Telecom: The Odd One Out
While other essential utilities like gas, power, and water have all increased in price over the past four years, telecom services have bucked the trend. In Italy, for instance, gas prices climbed by 76%, power by 64.5%, and even water and waste services saw increases. Meanwhile, the cost of a large basket of communications services fell by almost 11%. Telecom has made itself the exception, but at what cost?
Investment vs. Revenue: A Widening Gap
Despite a decade of heavy investment, telecom revenues aren’t keeping pace. From 2015 to 2022, global telco capital expenditure remained above $300 billion per year, with peaks driven by 5G rollouts and fiber expansions. But global telecom service revenues are only expected to grow from $1.14 trillion in 2023 to $1.3 trillion by 2028 – a growth rate below expected inflation.
So, while networks are getting stronger, the financial foundation beneath them is growing weaker. And regional differences complicate the picture: while China invested $58.3 billion in telecom capex in 2022 alone, many Western markets pulled back.
Leaner Workforces, Outsourced Expertise
To cope with these challenges, many telecom companies have been streamlining their operations and increasing profitability.
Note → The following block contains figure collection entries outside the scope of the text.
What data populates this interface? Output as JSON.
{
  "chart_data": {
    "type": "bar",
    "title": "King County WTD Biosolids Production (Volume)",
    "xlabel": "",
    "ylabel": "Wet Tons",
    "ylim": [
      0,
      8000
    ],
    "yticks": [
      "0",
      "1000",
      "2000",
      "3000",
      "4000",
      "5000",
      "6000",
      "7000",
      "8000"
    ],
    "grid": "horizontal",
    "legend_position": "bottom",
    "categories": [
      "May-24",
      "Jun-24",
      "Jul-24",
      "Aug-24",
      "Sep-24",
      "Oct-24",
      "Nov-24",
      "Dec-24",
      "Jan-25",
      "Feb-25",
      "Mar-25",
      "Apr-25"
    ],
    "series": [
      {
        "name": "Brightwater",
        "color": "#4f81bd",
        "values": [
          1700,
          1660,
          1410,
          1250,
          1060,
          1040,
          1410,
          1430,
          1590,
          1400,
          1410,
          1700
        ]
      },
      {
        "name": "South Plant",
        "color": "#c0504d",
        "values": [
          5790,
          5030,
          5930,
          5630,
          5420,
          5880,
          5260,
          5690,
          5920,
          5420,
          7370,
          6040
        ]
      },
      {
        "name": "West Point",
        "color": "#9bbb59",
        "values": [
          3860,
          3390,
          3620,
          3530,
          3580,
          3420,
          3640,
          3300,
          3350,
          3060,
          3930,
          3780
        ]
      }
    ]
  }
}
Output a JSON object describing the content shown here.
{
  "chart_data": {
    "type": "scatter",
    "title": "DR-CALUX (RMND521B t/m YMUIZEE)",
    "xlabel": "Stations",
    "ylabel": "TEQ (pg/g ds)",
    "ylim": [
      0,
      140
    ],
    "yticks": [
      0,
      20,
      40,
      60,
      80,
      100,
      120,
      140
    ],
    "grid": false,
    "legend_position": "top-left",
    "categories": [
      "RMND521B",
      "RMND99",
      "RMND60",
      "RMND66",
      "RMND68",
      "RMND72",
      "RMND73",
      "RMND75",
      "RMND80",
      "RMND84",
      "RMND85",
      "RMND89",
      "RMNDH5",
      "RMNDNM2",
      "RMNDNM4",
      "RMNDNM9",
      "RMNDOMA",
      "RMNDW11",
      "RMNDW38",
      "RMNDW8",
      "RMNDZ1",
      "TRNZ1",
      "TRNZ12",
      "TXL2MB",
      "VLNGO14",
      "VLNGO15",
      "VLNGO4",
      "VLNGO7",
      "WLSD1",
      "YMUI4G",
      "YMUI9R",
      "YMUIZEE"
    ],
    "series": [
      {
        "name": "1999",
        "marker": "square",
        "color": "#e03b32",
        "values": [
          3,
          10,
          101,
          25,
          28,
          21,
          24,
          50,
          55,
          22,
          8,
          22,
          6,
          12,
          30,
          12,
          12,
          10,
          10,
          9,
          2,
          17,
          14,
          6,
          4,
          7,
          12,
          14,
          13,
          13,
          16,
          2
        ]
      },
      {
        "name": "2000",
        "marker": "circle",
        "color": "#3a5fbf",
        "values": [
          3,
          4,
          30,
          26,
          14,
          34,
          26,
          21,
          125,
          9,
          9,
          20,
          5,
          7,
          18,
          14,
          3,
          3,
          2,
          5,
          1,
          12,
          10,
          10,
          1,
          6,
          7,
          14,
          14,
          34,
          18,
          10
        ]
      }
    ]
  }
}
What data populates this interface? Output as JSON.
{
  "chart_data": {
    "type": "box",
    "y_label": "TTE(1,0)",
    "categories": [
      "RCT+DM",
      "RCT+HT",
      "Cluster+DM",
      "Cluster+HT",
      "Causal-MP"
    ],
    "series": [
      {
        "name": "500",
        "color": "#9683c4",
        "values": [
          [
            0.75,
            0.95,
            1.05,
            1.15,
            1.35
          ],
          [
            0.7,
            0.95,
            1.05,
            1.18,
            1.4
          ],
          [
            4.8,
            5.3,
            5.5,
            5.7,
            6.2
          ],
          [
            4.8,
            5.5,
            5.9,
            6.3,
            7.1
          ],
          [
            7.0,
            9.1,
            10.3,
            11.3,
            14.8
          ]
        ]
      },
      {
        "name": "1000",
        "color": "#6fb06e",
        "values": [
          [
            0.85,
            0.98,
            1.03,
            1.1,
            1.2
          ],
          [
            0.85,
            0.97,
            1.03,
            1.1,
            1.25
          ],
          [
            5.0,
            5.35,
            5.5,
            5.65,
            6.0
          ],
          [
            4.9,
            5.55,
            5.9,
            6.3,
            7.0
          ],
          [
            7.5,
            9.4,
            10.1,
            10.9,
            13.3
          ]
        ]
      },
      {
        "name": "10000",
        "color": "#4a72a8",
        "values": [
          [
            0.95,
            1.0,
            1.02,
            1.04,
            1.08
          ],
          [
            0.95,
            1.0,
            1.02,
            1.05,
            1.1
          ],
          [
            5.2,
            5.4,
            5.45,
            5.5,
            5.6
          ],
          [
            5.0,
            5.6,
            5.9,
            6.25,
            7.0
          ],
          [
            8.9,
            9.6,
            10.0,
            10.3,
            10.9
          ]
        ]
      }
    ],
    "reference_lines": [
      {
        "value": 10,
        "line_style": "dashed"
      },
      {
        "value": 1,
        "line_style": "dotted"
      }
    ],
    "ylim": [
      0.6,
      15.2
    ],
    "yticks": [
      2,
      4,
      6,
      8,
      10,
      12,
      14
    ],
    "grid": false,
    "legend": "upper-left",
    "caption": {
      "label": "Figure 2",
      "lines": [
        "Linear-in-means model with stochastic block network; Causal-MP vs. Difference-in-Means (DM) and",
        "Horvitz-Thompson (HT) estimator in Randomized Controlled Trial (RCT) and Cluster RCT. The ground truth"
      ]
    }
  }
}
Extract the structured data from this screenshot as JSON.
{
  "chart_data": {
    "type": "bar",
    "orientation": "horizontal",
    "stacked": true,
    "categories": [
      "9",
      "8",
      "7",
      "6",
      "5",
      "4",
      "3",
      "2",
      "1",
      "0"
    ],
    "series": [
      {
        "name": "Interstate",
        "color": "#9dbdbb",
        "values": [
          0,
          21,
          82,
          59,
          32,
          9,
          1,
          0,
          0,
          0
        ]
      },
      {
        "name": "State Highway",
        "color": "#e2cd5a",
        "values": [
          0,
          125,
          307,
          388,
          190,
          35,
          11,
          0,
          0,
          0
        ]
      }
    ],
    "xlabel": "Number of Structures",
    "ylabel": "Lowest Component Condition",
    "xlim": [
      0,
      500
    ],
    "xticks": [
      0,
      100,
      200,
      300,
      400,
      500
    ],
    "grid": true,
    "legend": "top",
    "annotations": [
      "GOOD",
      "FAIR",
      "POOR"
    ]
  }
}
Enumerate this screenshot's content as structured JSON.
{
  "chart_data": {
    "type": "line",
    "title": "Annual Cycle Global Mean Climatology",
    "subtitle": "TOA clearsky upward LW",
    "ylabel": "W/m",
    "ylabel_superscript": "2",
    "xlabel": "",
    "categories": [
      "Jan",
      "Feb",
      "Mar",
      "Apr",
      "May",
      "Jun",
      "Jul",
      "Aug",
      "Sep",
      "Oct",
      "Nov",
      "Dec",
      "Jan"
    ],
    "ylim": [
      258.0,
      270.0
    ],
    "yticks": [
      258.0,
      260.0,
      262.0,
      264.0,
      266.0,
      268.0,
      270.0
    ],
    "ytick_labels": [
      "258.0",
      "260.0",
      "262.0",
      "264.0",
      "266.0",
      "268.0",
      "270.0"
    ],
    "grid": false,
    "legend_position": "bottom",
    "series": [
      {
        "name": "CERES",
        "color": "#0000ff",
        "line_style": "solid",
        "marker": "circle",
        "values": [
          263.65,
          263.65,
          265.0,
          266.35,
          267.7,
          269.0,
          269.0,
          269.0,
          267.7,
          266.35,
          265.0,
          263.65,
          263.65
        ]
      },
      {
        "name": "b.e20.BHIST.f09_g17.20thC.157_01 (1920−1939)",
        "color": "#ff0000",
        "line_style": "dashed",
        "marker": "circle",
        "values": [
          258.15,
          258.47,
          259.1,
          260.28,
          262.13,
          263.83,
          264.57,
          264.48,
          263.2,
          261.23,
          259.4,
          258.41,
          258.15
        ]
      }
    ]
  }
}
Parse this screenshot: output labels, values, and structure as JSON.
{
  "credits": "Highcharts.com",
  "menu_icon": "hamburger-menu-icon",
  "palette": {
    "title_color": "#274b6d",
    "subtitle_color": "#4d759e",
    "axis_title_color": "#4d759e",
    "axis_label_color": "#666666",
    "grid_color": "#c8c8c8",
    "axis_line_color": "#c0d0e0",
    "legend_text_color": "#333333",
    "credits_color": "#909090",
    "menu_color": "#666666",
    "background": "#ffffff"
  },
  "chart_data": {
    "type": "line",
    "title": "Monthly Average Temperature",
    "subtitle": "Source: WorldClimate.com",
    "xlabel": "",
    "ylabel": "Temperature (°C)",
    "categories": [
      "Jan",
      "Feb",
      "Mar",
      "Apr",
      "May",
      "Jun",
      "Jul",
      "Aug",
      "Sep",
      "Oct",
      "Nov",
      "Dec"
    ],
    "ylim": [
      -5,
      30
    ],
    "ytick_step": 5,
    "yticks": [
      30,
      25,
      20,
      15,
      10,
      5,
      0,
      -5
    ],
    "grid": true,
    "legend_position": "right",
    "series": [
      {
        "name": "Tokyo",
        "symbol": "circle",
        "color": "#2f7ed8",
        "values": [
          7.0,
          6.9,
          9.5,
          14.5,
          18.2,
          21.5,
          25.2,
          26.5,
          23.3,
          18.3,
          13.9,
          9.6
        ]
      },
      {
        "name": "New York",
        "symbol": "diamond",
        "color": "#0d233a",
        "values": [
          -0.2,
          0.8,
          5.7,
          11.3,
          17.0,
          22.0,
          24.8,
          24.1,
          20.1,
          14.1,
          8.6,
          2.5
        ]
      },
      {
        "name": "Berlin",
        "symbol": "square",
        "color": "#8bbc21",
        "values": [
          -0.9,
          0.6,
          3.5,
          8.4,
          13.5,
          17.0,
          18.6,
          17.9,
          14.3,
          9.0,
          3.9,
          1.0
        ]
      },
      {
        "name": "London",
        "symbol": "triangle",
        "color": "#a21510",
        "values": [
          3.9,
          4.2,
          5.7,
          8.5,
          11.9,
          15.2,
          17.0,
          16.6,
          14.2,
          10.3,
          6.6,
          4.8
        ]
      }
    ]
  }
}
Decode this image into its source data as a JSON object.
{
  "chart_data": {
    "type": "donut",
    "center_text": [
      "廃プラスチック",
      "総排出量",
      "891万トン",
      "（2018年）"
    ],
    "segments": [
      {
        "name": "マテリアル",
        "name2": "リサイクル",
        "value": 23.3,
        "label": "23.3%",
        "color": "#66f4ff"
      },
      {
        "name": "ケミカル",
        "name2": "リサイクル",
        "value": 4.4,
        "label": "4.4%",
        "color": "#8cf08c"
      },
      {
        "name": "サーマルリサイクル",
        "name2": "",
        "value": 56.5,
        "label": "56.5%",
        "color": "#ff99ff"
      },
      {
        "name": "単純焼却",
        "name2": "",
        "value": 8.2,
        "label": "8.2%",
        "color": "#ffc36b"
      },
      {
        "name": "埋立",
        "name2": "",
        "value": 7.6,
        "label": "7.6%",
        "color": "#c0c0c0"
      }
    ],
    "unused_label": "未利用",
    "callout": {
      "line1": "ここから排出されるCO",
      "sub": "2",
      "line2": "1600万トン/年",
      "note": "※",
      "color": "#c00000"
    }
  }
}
This has led to a significant reduction in overall telecom employment over the past decade. The combined workforce of the top 20 global operators fell from 1.8 million employees in 2015 to 1.3 million in 2024.
Thousands of jobs once central to national operators are now absorbed into shared-service models, tower companies, or managed service providers owned by external companies. While this model lowers costs and provides access to specialized expertise, it also erodes institutional knowledge and internal career pathways.
The AI Factor
The promise of AI to simplify workflows has further accelerated these changes. An estimated 52,000 jobs have been ‘lost’ to AI in just the past year, with British Telecom alone announcing plans to cut 10,000 positions over seven years, much of it stemming from AI and automation initiatives.
Finding Balance
The paths forward are many, but none are simple checklists. Operators will need to gradually shift competition away from pure price, potentially through deeper bundling of services or focusing more on enterprise services. Policymakers also have a part to play, with regulation that encourages long-term investment rather than reinforcing price wars.
Telecoms can’t remain the lone deflationary utility forever. Whether through smarter collaboration, regulatory foresight, or innovation in services, sustainability must become the sector’s guiding principle. Only then can cheaper today also mean better tomorrow.